British company Clearfleau is commissioning its most complex plant to date, which will feed bio-methane into the gas grid in rural Cumbria. By feeding the bio-methane into the gas grid, the facility will produce over £3m per annum in cost savings and revenue, while supplying up to 25% of the creamery’s energy requirements.
The plant has been designed and built for Lake District Biogas, which will operate the site for twenty years taking feedstock from First Milk’s Aspatria creamery site. This comprises low-strength wash waters such as process rinses, supplemented by whey permeate (cheese production residue after protein extraction for use in energy supplements). This is pumped to the AD plant from the creamery.

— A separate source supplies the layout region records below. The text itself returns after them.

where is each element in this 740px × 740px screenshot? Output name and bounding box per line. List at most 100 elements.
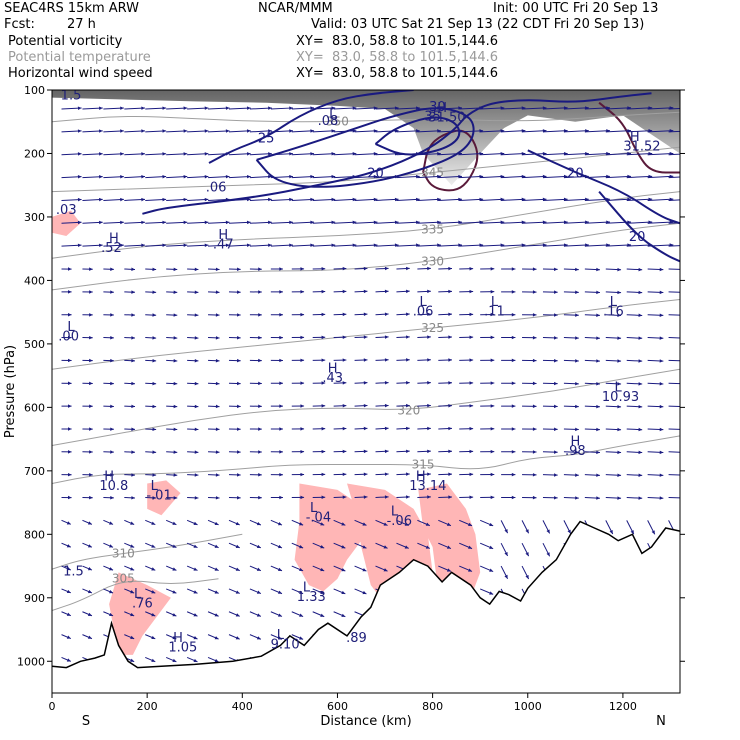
wind-arrow-head (363, 449, 368, 454)
wind-arrow (417, 175, 441, 179)
wind-arrow-head (183, 220, 188, 225)
wind-arrow-head (406, 403, 410, 408)
wind-arrow-head (193, 544, 198, 548)
wind-contour-label: 20 (367, 167, 384, 182)
wind-arrow-head (427, 312, 431, 316)
wind-arrow-head (130, 521, 135, 525)
extremum-label: 1.33 (297, 590, 326, 605)
extremum-label: L (67, 320, 75, 335)
wind-arrow-head (183, 129, 188, 133)
wind-arrow-head (511, 450, 516, 454)
wind-arrow-head (352, 106, 357, 110)
wind-arrow-head (256, 567, 261, 571)
wind-arrow (522, 244, 547, 247)
wind-arrow-head (277, 636, 282, 640)
wind-arrow-head (277, 613, 282, 617)
wind-arrow-head (162, 106, 167, 110)
wind-arrow-head (235, 521, 240, 526)
wind-arrow-head (427, 495, 431, 499)
wind-arrow-head (131, 381, 135, 386)
wind-arrow-head (141, 106, 145, 110)
wind-arrow-head (525, 529, 529, 534)
wind-arrow (605, 198, 632, 201)
wind-arrow-head (131, 267, 135, 272)
wind-arrow-head (373, 129, 378, 133)
wind-arrow-head (131, 336, 135, 340)
extremum-label: H (218, 228, 228, 243)
wind-arrow-head (352, 152, 357, 156)
wind-arrow-head (172, 590, 177, 594)
wind-arrow-head (173, 496, 178, 500)
wind-arrow-head (416, 243, 420, 247)
wind-arrow-head (321, 312, 326, 317)
wind-contour (255, 107, 475, 188)
wind-arrow-head (215, 404, 220, 409)
wind-arrow-head (225, 174, 230, 179)
wind-arrow-head (173, 359, 178, 363)
field-pv-xy: XY= 83.0, 58.8 to 101.5,144.6 (296, 34, 499, 49)
wind-arrow-head (173, 267, 178, 272)
wind-arrow-head (352, 197, 357, 202)
wind-arrow-head (321, 495, 326, 500)
wind-arrow-head (183, 152, 188, 156)
wind-arrow (542, 221, 568, 224)
wind-arrow-head (152, 313, 157, 317)
theta-contour (52, 191, 680, 259)
wind-arrow-head (596, 290, 600, 295)
wind-arrow-head (215, 267, 220, 272)
north-label: N (656, 714, 666, 729)
wind-arrow-head (130, 612, 135, 617)
wind-arrow (417, 244, 441, 247)
wind-arrow-head (331, 197, 336, 202)
wind-arrow (459, 175, 484, 179)
wind-arrow-head (575, 496, 579, 500)
wind-arrow-head (89, 427, 93, 431)
wind-arrow (312, 153, 336, 156)
wind-arrow-head (246, 243, 251, 247)
wind-contour-label: 25 (258, 132, 275, 147)
wind-arrow-head (130, 544, 135, 548)
wind-arrow-head (320, 545, 325, 549)
wind-arrow-head (172, 635, 177, 640)
wind-arrow (501, 107, 526, 110)
wind-arrow (249, 198, 272, 201)
wind-arrow (312, 175, 336, 179)
wind-arrow-head (152, 359, 157, 363)
wind-arrow-head (110, 495, 114, 500)
wind-arrow-head (299, 613, 304, 617)
wind-arrow-head (681, 336, 685, 339)
wind-arrow-head (469, 312, 474, 317)
wind-contour-label: 20 (629, 230, 646, 245)
wind-arrow-head (152, 496, 157, 500)
wind-arrow-head (67, 495, 72, 500)
wind-arrow (668, 359, 680, 362)
wind-arrow-head (141, 243, 145, 248)
extremum-label: .52 (101, 241, 122, 256)
wind-arrow-head (277, 522, 282, 526)
wind-arrow-head (448, 289, 452, 294)
wind-arrow-head (193, 658, 198, 663)
wind-arrow (668, 222, 680, 224)
y-tick-label: 800 (24, 528, 45, 541)
x-tick-label: 600 (327, 700, 348, 713)
field-wind-xy: XY= 83.0, 58.8 to 101.5,144.6 (296, 66, 499, 81)
wind-arrow-head (173, 336, 178, 340)
wind-arrow-head (310, 174, 315, 179)
wind-arrow (375, 221, 399, 224)
wind-arrow-head (448, 358, 452, 362)
wind-arrow-head (511, 267, 516, 271)
wind-arrow-head (89, 381, 93, 386)
x-tick-label: 400 (232, 700, 253, 713)
wind-arrow-head (575, 404, 579, 409)
wind-arrow-head (554, 358, 558, 363)
wind-arrow-head (331, 129, 336, 133)
wind-arrow (291, 107, 315, 110)
wind-arrow-head (152, 267, 157, 272)
wind-arrow-head (89, 404, 93, 408)
init-time: Init: 00 UTC Fri 20 Sep 13 (493, 1, 659, 16)
wind-arrow-head (66, 521, 71, 525)
wind-arrow-head (299, 636, 304, 640)
wind-arrow-head (279, 450, 283, 454)
wind-arrow-head (77, 243, 82, 248)
wind-arrow-head (237, 450, 241, 454)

This is the first on-site Anaerobic Digestion (AD) plant in the dairy industry in Europe to feed bio-methane to the gas grid, generated exclusively by digesting its cheese making residues. When the plant is operating at full capacity later this spring, it will treat 1,650 m3 per day of process effluent and whey and generate around 5MW of thermal energy.
It will produce 1000 m3 of biogas per hour, over 80% of which will be upgraded for injection into the national grid. At least 60% of the bio-methane will be used in the creamery for steam generation. Revenue benefits include 20-year index-linked, government-backed incentive payments, with about £2 million per annum in support through the government’s RHI scheme and a further £1 million through the sale of gas to the wholesale market and from the Feed in Tariff scheme for the power generated in the CHP engine.